Now she’s back, nestled with her family in a Moroccan-themed and art-strewn apartment in TriBeCa. “New York has always been in my heart,” Webb says. “I’m coming out of being a full-time mom. You want your friends, you want the culture, you want all the things that make you you. I’m ready to be a woman in full again.” She’s also gunning to get back into the fashion game. “I would love to have a consultancy job at a fashion house,” she admits. Webb still keeps in touch with many of her old contacts, most notably Alaïa, whom she dubs her dad. They still talk every Sunday, she says. And she recently had dinner with her former colleague, Carla. As in Bruni-Sarkozy, the first lady of France. “It doesn’t surprise me that Carla [married Sarkozy],” Webb says. “She’s fearless, and holds herself in extremely high esteem.”
Webb plans to keep busy with editorial work, not to mention her recent producer gig on the BBC World show Living Style With Gerry DeVeaux. In addition, she’s tackling the designer role with a line of jewelry called In the Name of Love. It’s a collection of pretty beaded bracelets and necklaces—hand-strung by Webb herself—made from semiprecious stones. The line is sold at En Avance in Miami, but now that she’s entrenched in New York, she’s hoping to hit up local retailers such as Lord & Taylor and Scoop. “Then there are the big boys—HSN and QVC,” she adds. All profits from the line go toward a scholarship fund in her mother’s name in Key West.
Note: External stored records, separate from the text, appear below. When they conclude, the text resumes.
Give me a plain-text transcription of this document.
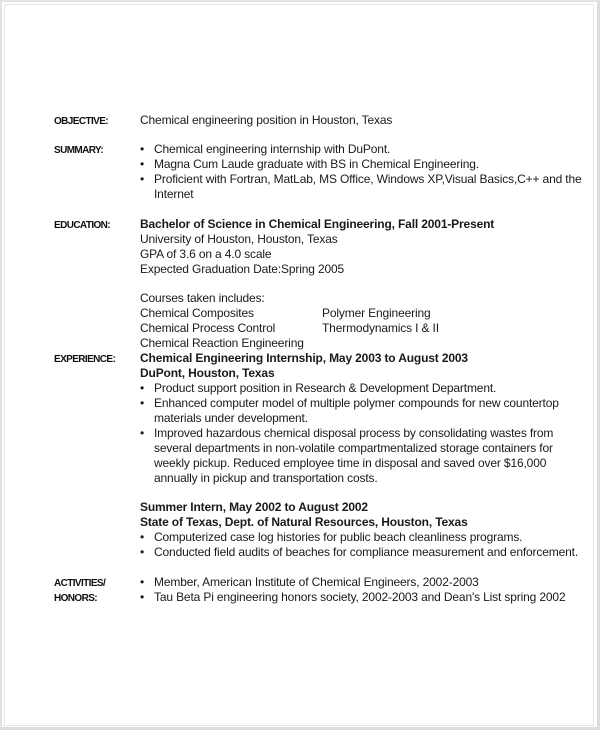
OBJECTIVE:	Chemical engineering position in Houston, Texas
SUMMARY:	• Chemical engineering internship with DuPont.
• Magna Cum Laude graduate with BS in Chemical Engineering.
• Proficient with Fortran, MatLab, MS Office, Windows XP,Visual Basics,C++ and the
Internet
EDUCATION: Bachelor of Science in Chemical Engineering, Fall 2001-Present
University of Houston, Houston, Texas
GPA of 3.6 on a 4.0 scale
Expected Graduation Date:Spring 2005
Courses taken includes:
Chemical Composites
Chemical Process Control
Chemical Reaction Engineering
Polymer Engineering
Thermodynamics I & II
EXPERIENCE: Chemical Engineering Internship, May 2003 to August 2003
DuPont, Houston, Texas
• Product support position in Research & Development Department.
• Enhanced computer model of multiple polymer compounds for new countertop
materials under development.
• Improved hazardous chemical disposal process by consolidating wastes from
several departments in non-volatile compartmentalized storage containers for
weekly pickup. Reduced employee time in disposal and saved over $16,000
annually in pickup and transportation costs.
Summer Intern, May 2002 to August 2002
State of Texas, Dept. of Natural Resources, Houston, Texas
• Computerized case log histories for public beach cleanliness programs.
• Conducted field audits of beaches for compliance measurement and enforcement.
ACTIVITIES/
HONORS:
• Member, American Institute of Chemical Engineers, 2002-2003
• Tau Beta Pi engineering honors society, 2002-2003 and Dean's List spring 2002
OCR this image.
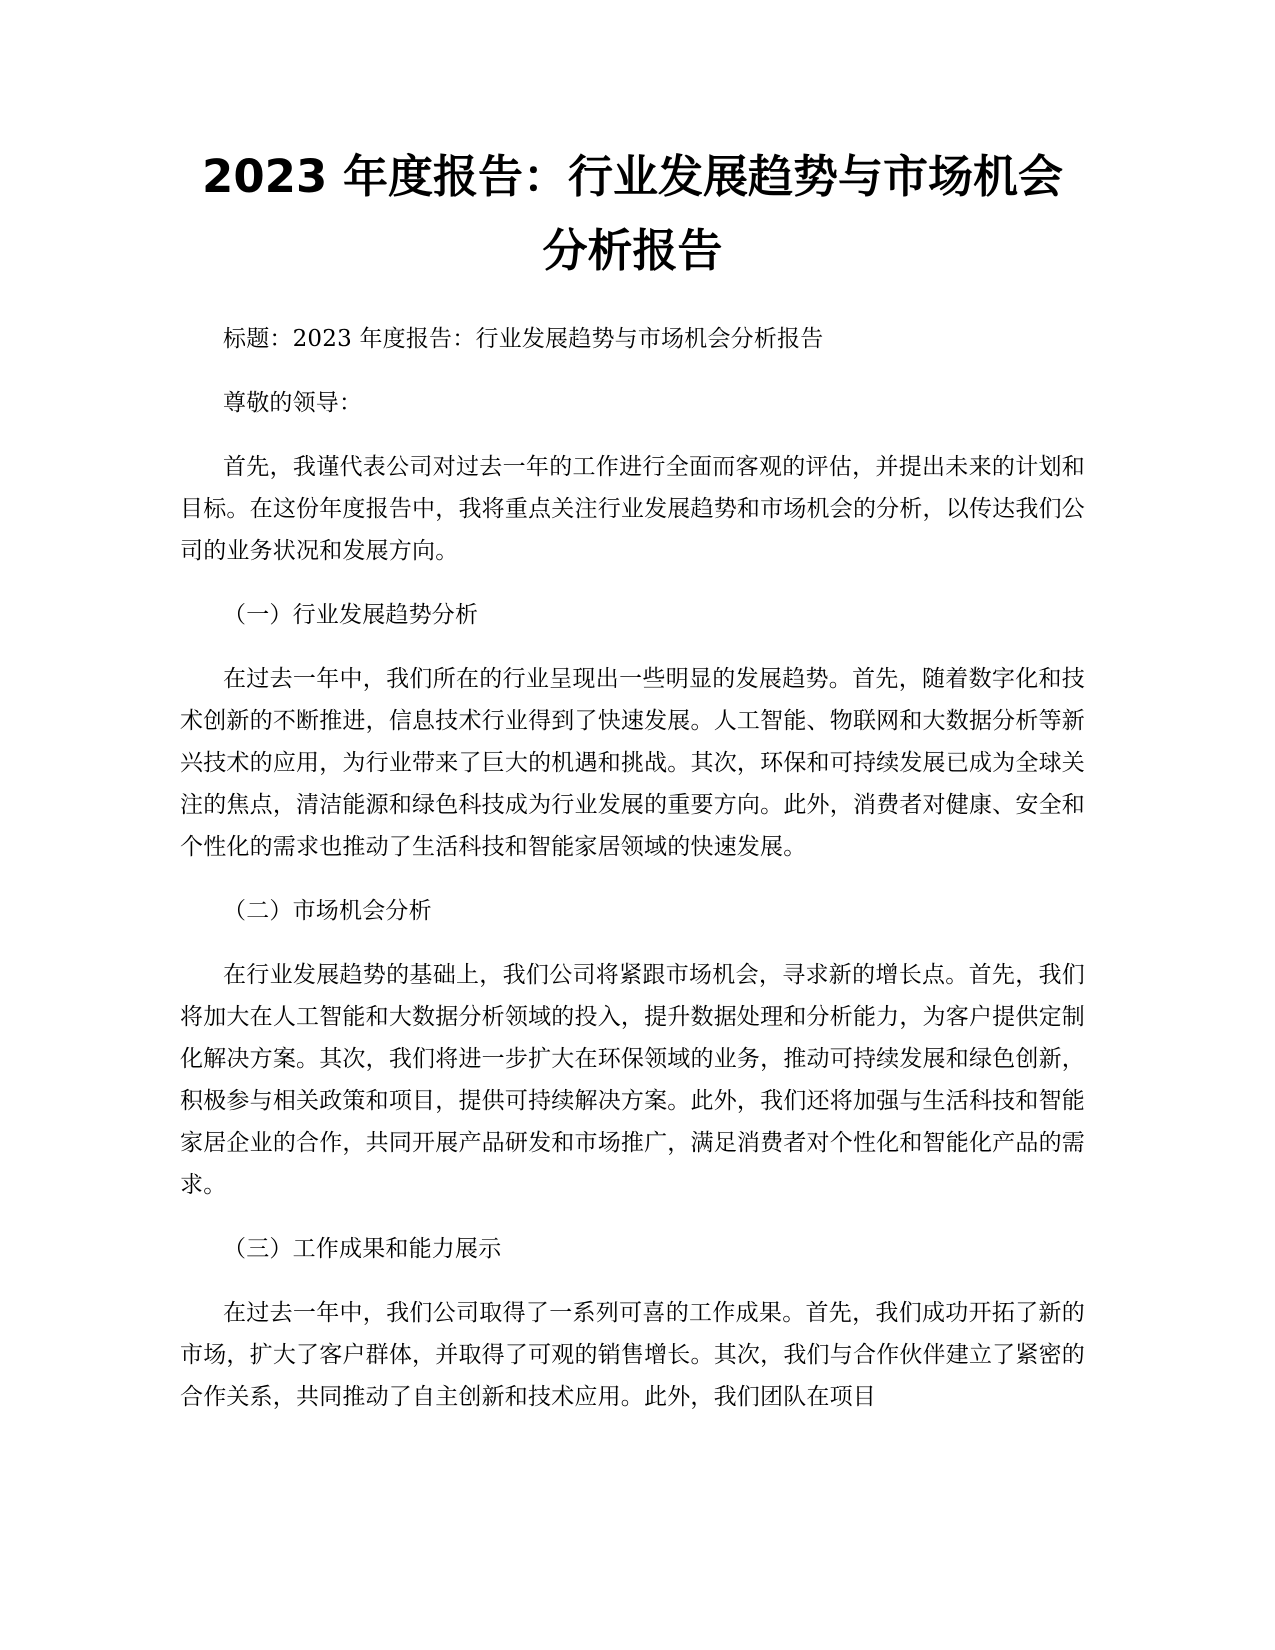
2023 年度报告：行业发展趋势与市场机会分析报告

标题：2023 年度报告：行业发展趋势与市场机会分析报告

尊敬的领导：

首先，我谨代表公司对过去一年的工作进行全面而客观的评估，并提出未来的计划和目标。在这份年度报告中，我将重点关注行业发展趋势和市场机会的分析，以传达我们公司的业务状况和发展方向。

（一）行业发展趋势分析

在过去一年中，我们所在的行业呈现出一些明显的发展趋势。首先，随着数字化和技术创新的不断推进，信息技术行业得到了快速发展。人工智能、物联网和大数据分析等新兴技术的应用，为行业带来了巨大的机遇和挑战。其次，环保和可持续发展已成为全球关注的焦点，清洁能源和绿色科技成为行业发展的重要方向。此外，消费者对健康、安全和个性化的需求也推动了生活科技和智能家居领域的快速发展。

（二）市场机会分析

在行业发展趋势的基础上，我们公司将紧跟市场机会，寻求新的增长点。首先，我们将加大在人工智能和大数据分析领域的投入，提升数据处理和分析能力，为客户提供定制化解决方案。其次，我们将进一步扩大在环保领域的业务，推动可持续发展和绿色创新，积极参与相关政策和项目，提供可持续解决方案。此外，我们还将加强与生活科技和智能家居企业的合作，共同开展产品研发和市场推广，满足消费者对个性化和智能化产品的需求。

（三）工作成果和能力展示

在过去一年中，我们公司取得了一系列可喜的工作成果。首先，我们成功开拓了新的市场，扩大了客户群体，并取得了可观的销售增长。其次，我们与合作伙伴建立了紧密的合作关系，共同推动了自主创新和技术应用。此外，我们团队在项目
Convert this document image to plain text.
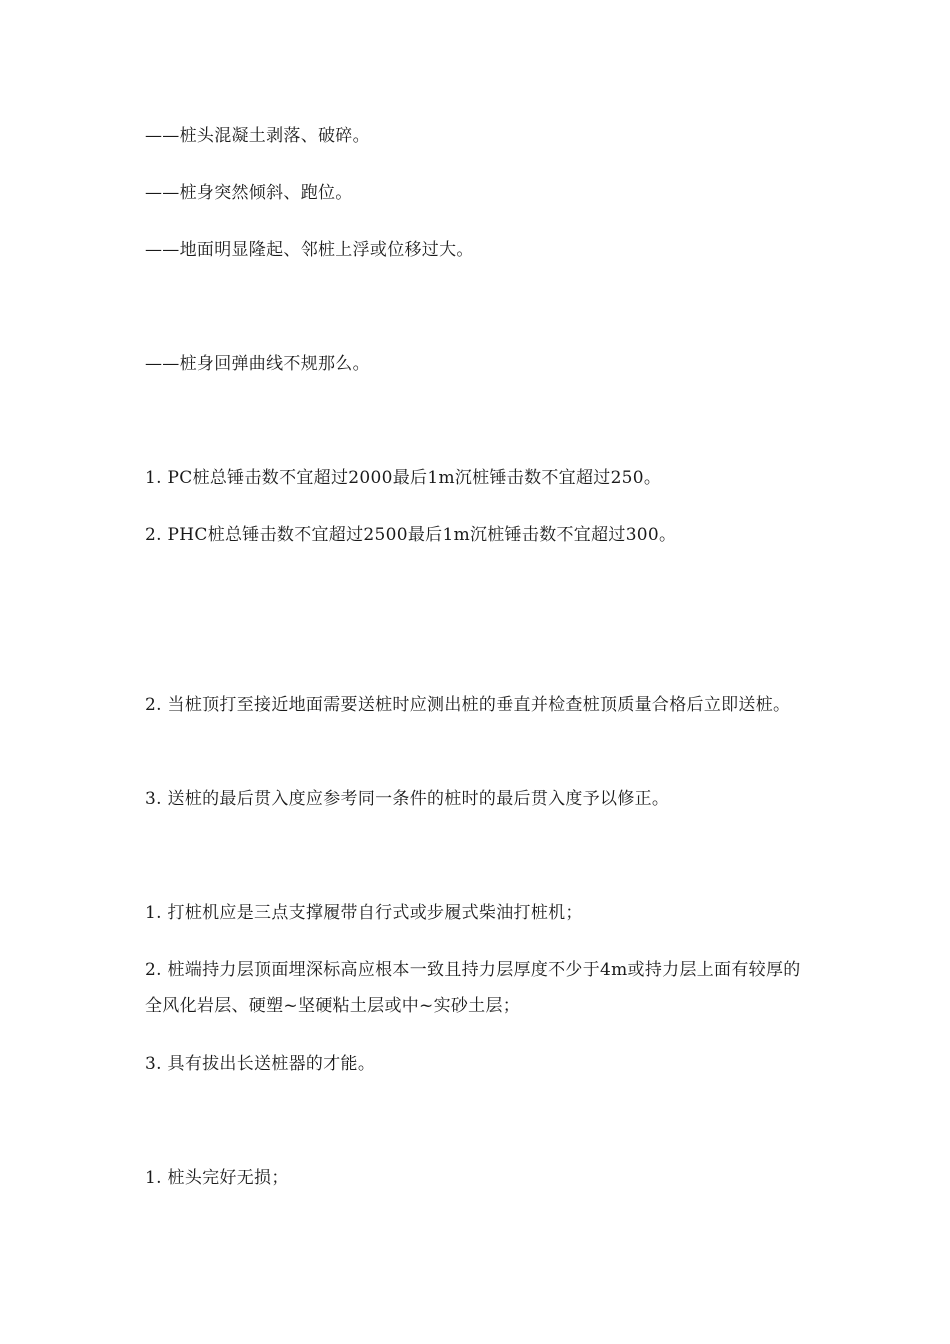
——桩头混凝土剥落、破碎。

——桩身突然倾斜、跑位。

——地面明显隆起、邻桩上浮或位移过大。

——桩身回弹曲线不规那么。

1. PC桩总锤击数不宜超过2000最后1m沉桩锤击数不宜超过250。

2. PHC桩总锤击数不宜超过2500最后1m沉桩锤击数不宜超过300。

2. 当桩顶打至接近地面需要送桩时应测出桩的垂直并检查桩顶质量合格后立即送桩。

3. 送桩的最后贯入度应参考同一条件的桩时的最后贯入度予以修正。

1. 打桩机应是三点支撑履带自行式或步履式柴油打桩机；

2. 桩端持力层顶面埋深标高应根本一致且持力层厚度不少于4m或持力层上面有较厚的全风化岩层、硬塑~坚硬粘土层或中~实砂土层；

3. 具有拔出长送桩器的才能。

1. 桩头完好无损；
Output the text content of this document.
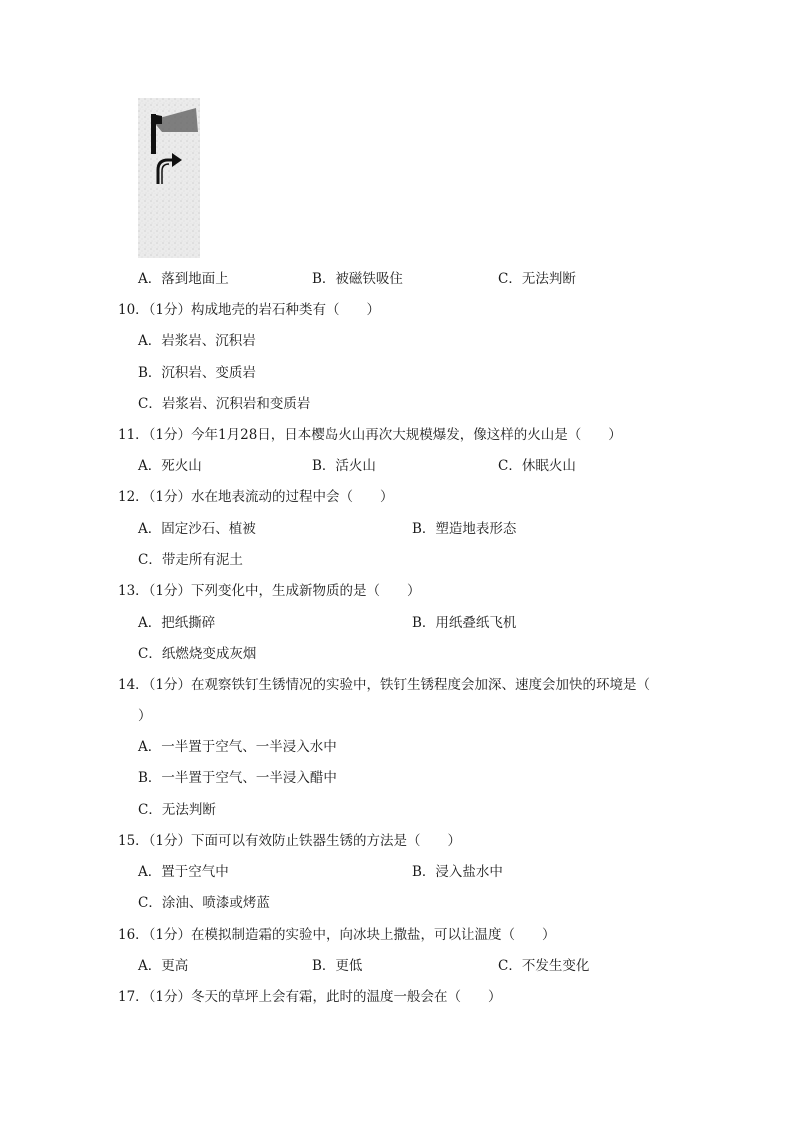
A．落到地面上	B．被磁铁吸住	C．无法判断
10．（1分）构成地壳的岩石种类有（　　）
A．岩浆岩、沉积岩
B．沉积岩、变质岩
C．岩浆岩、沉积岩和变质岩
11．（1分）今年1月28日，日本樱岛火山再次大规模爆发，像这样的火山是（　　）
A．死火山	B．活火山	C．休眠火山
12．（1分）水在地表流动的过程中会（　　）
A．固定沙石、植被	B．塑造地表形态
C．带走所有泥土
13．（1分）下列变化中，生成新物质的是（　　）
A．把纸撕碎	B．用纸叠纸飞机
C．纸燃烧变成灰烟
14．（1分）在观察铁钉生锈情况的实验中，铁钉生锈程度会加深、速度会加快的环境是（
）
A．一半置于空气、一半浸入水中
B．一半置于空气、一半浸入醋中
C．无法判断
15．（1分）下面可以有效防止铁器生锈的方法是（　　）
A．置于空气中	B．浸入盐水中
C．涂油、喷漆或烤蓝
16．（1分）在模拟制造霜的实验中，向冰块上撒盐，可以让温度（　　）
A．更高	B．更低	C．不发生变化
17．（1分）冬天的草坪上会有霜，此时的温度一般会在（　　）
But for all this gung-ho enthusiasm to jump back into the industry, Webb’s not letting the fashion and motherhood worlds collide too much. She’s not raising her kids to be fashion babies, exactly. “I mean, they love to get dressed, but they don’t know anything about labels or anything like that,” she says. “They don’t know what that logo is,” she says of their Ralph Lauren shirts. “They’ve never been to a polo game. They think it’s a unicorn.”